Fractional quantum Hall effect in CVD-grown graphene

CVD-grown graphene passed the ultimate test to be considered absolutely on-pair with exfoliated graphene, allowing the observation of clear signatures of the fractional quantum Hall effect.

The quantum Hall effect has always played a special role in graphene physics. Back in 2005, the observation of the half-integer quantum Hall effect was the bullet-proof demonstration that charge carriers in graphene behave as Dirac fermions. Nowadays, the level of manifestation of the fractional quantum Hall effect (FQHE) is regarded as the ultimate proof of device quality. 

Observing such a fragile, interaction-driven, many-body effect requires in fact not only very high charge-carrier mobilities, but also high sample homogeniety and low residual impurities. Up to now, fractional quantum Hall effect in graphene could only be observed in devices based on mechanically exfoliated graphene; in the last volume of 2D Materials, Michael Schmitz and co-workers from the Stampfer Lab at the RWTH Aachen University reported on a detailed investigation of FHQE in dry-transferred CVD-grown graphene [1]. 

“To be honest, this is not a huge surprise”, says Schmitz. “We had already plenty of indications of the very high quality of the samples we can fabricate with our growth and transfer technique.
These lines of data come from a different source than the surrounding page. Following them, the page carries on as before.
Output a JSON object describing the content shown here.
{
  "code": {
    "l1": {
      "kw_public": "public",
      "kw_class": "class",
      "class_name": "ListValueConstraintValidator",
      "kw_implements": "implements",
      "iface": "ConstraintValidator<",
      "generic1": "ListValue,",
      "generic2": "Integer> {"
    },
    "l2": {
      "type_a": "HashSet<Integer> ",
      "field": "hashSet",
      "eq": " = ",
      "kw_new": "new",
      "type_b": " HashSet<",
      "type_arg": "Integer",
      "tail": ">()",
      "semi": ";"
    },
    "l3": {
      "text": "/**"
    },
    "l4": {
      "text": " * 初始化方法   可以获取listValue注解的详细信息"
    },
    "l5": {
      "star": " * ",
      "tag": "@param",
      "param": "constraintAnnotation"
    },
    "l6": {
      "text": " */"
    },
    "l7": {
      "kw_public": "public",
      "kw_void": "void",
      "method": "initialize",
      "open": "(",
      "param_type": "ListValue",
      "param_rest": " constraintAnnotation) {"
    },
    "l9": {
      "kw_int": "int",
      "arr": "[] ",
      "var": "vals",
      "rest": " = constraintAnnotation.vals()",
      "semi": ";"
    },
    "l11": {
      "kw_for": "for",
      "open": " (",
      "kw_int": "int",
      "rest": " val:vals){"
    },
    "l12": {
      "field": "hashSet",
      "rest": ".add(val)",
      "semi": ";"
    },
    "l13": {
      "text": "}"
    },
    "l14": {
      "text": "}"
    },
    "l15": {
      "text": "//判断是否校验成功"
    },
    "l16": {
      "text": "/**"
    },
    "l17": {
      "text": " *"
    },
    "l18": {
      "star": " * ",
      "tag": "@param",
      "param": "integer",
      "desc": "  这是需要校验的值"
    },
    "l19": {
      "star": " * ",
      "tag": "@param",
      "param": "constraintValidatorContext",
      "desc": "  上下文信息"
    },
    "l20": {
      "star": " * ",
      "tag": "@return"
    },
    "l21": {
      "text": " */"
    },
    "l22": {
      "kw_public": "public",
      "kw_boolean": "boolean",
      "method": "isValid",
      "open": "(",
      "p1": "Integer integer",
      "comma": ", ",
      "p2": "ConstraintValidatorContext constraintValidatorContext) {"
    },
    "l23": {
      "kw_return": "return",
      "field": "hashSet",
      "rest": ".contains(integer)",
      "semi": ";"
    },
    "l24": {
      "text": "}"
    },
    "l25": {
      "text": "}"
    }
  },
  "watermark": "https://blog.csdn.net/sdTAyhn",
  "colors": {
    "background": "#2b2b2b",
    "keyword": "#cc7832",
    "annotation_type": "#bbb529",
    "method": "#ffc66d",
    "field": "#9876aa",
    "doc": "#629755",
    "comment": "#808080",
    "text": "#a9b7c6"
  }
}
But it is nevertheless extremely rewarding to see this confirmed by this type of very delicate experiments”.  

The device investigated by Schmitz showed well-developed states at fractional filling factors p/3, even below 8 T. To study these states in more detail, the sample was moved to the High Field Magnet Laboratory (HFML) in Nijmegen, and characterized at magnetic fields up to 35 T. This type of measurements revealed all states at fractional filling factors ν = p/3, as well as many 2-flux composite fermions states, and even signatures of 4-flux composite fermions hole states – i.e. bound states formed by a charge carrier and 2 or 4 magnetic flux quanta.

Fractional quantum Hall states measured in CVD-graphene.

Hall conductivity σxy and longitudinal conductivity σxx as a function of filling factor ν at a fixed magnetic field of B = 35 T and at a temperature of 300 mK

“Being able to observe the 4-flux states indicates the outstanding material quality of our device”, says Schmitz,  “especially if one takes into account that, instead of state-of-the-art graphitic gates, we used in this device a standard Si++/SiO2 gate, which introduces a lot of electrostatic disorder. Using graphitic gates and different geometries it should be possible to investigate in more detail the 4-flux states, and to gain a deeper understanding of the interaction effects that drive the emergence of composite fermions states in graphene.” In the same volume of 2D Materials, a second paper by the group of Camilla Coletti (Italian Institute of Technology) also reports on signatures of the fractional quantum Hall state at n=-1/3 in CVD-grown graphene [2]. This group employs a different dry-transfer technique than the Stampfer group for picking up the CVD-grown graphene from the growth substrate. Despite the differences in the fabrication process, the two works come to the same conclusion:  the quality of dry-transferred CVD-grown graphene can be absolutely on-pair with the one of exfoliated graphene.

“These two works clearly show that, at present, the main limitation to a graphene-based technology does not lie on the growth of graphene, but in the lack of scalable transfer techniques and of large-scale dielectrics”, says Christoph Stampfer. This observation makes even more interesting the current search for insulators for 2D nanoelectronics. “What I find promising is the method developed by James Edgar for growing hexagonal boron nitride (hBN) at atmospheric pressure,” says Stampfer. “We have already demonstrated that this method can give large hBN crystals of excellent quality. If we find a way to scale-up this approach, we’ll be very close to a scalable technology for high-quality graphene electronics. At the moment, I don’t see any fundamental limitation but, of course, this remains to be demonstrated.

Bibliographic information:
[1] Fractional quantum Hall effect in CVD-grown graphene
M. Schmitz, T. Ouaj, Z. Winter, K. Rubi, K. Watanabe, T. Taniguchi, U. Zeitler, B. Beschoten, and C. Stampfer, 2D Materials, 7, 041007 (2020).

[2] High-quality electrical transport using scalable CVD graphene
S. Pezzini, V. Mišeikis, S. Pace, F. Rossella, K. Watanabe, T. Taniguchi, and C. Coletti, 2D Materials, 7, 2D Materials, 7, 041003 (2020).